[Beowulf] Repeated Dell SC1435 crash / hang. How to get the vendor to resolve the issue when 20% of the servers fail in first year?

Mon Apr 6 16:04:49 PDT 2009

>> IMHO SC1435 are some kind of low-cost metal from DELL.  I would not use
...
> Thanks for the comments Frank. I did not realize that the SC1435
> wasn't suitable for HPC. I know it is one of the lower end systems
> without RemoteManagement nor hot-swappable-hardware etc. (but we don't

remote management is MUCH more of an HPC thing than hotswap.
whether you choose HS or not is a tradeoff involving expected failure rate,
how much it costs you (opportunity, lost work), and expense.  our compute
nodes don't have anything hotswap, and we're happy with that choice.
(they have dual disks which we intended to make up for possibile failure
problems by raid, but that has turned out to be overkill - one disk would
have been fine.)

remote management, otoh, really hinges on whether you have onsite gofers.
I wouldn't consider building even a small cluster without IPMI, given 
that the marginal cost is something like .5-5% per node.  not a frill...

>> like cross testing memory, CPU or other things.  (The most interesting
>> request is to do a BIOS update to cure a (obviously) memory problem.
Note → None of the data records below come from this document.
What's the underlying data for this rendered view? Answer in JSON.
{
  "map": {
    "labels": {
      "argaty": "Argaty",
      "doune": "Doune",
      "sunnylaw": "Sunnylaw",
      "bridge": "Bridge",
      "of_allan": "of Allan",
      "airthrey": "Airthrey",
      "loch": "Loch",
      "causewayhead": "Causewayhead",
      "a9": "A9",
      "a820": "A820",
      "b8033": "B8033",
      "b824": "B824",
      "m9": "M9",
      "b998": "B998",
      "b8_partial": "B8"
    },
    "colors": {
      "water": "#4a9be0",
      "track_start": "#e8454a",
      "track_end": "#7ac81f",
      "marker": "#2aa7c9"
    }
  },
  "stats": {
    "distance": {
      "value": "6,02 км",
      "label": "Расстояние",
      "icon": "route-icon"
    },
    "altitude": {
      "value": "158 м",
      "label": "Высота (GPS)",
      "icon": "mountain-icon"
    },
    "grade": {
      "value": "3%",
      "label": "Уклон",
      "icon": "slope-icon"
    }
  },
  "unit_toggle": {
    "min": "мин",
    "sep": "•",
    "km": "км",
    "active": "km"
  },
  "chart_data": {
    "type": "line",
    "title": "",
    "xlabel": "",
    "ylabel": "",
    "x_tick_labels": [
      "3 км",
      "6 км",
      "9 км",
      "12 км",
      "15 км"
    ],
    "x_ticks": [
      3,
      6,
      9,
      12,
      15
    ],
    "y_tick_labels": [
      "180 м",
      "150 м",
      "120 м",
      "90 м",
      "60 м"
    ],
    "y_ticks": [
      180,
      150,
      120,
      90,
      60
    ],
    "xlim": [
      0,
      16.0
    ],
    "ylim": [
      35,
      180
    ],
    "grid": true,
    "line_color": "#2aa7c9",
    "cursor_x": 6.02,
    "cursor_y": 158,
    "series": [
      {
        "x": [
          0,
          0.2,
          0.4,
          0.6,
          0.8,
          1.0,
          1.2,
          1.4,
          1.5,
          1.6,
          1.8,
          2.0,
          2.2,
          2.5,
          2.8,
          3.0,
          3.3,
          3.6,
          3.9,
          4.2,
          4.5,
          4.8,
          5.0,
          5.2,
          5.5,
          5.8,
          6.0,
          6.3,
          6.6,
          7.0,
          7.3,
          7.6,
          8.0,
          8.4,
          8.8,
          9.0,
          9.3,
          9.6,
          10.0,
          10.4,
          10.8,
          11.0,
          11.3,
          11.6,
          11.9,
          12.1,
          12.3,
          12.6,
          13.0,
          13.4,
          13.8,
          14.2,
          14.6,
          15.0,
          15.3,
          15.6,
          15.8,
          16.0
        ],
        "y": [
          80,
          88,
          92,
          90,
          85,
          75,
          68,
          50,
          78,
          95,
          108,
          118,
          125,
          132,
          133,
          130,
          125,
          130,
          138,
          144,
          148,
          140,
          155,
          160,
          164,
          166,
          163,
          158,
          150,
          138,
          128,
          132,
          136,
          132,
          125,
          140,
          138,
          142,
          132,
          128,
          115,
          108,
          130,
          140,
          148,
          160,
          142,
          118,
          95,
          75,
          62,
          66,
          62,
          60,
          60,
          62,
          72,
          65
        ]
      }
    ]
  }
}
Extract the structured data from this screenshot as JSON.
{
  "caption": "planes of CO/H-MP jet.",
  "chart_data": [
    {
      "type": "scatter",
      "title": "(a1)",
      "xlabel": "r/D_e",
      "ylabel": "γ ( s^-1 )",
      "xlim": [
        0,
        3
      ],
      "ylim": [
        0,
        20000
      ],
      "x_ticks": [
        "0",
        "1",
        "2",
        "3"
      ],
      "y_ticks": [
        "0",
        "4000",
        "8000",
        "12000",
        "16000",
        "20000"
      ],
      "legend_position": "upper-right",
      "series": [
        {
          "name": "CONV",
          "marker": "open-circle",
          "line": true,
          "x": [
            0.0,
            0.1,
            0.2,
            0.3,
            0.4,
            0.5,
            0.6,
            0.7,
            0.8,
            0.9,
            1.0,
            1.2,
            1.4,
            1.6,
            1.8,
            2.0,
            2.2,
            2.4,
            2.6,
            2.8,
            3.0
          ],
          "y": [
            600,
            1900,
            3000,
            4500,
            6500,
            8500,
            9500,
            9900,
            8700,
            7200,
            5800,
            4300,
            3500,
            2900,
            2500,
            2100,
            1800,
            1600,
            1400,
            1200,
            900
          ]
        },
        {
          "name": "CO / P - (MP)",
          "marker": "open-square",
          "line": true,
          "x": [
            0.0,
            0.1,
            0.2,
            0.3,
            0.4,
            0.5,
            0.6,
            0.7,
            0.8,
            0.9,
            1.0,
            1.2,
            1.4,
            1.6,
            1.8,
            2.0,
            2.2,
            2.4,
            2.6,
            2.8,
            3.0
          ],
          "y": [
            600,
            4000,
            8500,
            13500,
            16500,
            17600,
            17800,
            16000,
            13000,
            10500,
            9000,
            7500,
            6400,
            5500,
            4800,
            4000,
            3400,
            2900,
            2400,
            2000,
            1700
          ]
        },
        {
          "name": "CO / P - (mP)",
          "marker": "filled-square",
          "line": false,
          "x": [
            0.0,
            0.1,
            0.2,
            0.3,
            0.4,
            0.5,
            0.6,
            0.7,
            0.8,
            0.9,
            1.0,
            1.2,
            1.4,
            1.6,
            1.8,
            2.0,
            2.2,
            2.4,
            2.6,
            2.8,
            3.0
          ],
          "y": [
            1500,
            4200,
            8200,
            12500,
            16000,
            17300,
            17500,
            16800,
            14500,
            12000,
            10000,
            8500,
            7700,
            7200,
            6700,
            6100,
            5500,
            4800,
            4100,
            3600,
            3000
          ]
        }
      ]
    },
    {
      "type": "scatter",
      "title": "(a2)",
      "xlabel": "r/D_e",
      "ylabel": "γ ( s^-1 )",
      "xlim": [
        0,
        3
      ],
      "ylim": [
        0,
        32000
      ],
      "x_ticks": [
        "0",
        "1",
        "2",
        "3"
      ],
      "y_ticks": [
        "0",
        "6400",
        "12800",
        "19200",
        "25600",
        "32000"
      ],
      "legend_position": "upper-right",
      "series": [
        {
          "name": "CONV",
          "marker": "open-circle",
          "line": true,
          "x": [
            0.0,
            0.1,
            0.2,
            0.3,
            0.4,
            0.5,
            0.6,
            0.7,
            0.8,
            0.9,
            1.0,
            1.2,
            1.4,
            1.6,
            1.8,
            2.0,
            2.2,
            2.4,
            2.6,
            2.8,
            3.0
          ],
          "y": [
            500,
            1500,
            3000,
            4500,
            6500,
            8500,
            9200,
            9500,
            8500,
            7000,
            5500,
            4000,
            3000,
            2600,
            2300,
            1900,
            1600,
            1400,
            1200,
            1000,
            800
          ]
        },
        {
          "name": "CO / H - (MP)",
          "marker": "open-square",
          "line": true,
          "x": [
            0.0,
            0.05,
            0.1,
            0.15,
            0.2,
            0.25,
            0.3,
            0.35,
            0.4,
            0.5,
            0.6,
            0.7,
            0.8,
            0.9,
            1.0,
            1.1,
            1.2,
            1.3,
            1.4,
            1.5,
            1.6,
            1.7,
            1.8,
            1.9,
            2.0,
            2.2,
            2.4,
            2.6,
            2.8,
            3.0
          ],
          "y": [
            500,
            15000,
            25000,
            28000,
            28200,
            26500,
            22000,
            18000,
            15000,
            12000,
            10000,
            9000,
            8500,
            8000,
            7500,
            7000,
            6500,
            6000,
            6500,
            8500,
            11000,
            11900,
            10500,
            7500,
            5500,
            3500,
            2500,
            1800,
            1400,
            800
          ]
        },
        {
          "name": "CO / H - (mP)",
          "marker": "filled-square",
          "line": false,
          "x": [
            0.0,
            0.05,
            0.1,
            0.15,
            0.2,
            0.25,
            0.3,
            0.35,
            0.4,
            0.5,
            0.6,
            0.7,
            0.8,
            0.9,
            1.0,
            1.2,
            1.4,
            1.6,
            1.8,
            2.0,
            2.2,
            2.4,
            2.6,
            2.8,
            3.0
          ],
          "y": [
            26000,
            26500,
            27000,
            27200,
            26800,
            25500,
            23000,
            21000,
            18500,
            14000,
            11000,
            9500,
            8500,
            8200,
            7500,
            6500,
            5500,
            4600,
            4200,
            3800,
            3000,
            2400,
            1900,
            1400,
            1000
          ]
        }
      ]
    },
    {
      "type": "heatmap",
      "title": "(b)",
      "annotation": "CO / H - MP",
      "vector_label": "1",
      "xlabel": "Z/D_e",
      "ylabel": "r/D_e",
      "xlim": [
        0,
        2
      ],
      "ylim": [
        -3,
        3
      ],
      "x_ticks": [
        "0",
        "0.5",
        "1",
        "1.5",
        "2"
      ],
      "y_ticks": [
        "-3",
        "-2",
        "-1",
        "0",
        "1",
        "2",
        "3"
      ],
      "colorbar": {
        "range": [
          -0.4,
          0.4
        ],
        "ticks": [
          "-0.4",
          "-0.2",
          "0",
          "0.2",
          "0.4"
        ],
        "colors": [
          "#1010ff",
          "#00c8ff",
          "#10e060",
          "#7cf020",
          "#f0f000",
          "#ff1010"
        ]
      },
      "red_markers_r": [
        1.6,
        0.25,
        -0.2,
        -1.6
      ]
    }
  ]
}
perfectly reasonable: the bios is responsible for probing the memory
and configuring the memory controller.

>> about it.  And IMHO the OS should be able to cause an error detected by
>> the management board.

uh, very idealistic.  ignores interesting things like OS-loaded CPU firmware,
ACPI, SMI, etc.

> OS angle seems mostly smoke-and-mirrors to me. I cannot explain why
> the system will not reboot by pressing the reboot button if it were a
> simple software crash.

most systems have a "soft" power button these days, which means that 
the OS can hook it and potentially screw up.  obviously a hardware reset
is different.  setting the power button to instant-off, afaik, disables
the acpi-related hooking.  also, magic sysrq may be useful in isolating
whether the kernel is alive (heck, toggling the shift-lock key/led is 
my first test for kernel liveness...)  that said, your problem does sound
like the responsibility of the vendor to me...

>> DELL support and so on.  23 machines don't give a full time job, but
>> maybe someone who's taking care about some other Linux installation
>> already.  It's not a good idea to have just some grad-student doing that
>> job part-time (no offense).  I know that reallity looks bad.

well, I'm part of a shared academic HPC consortium - in part our purpose
is precisely to avoid wasting prof/grad/researcher time on this kind of
thing...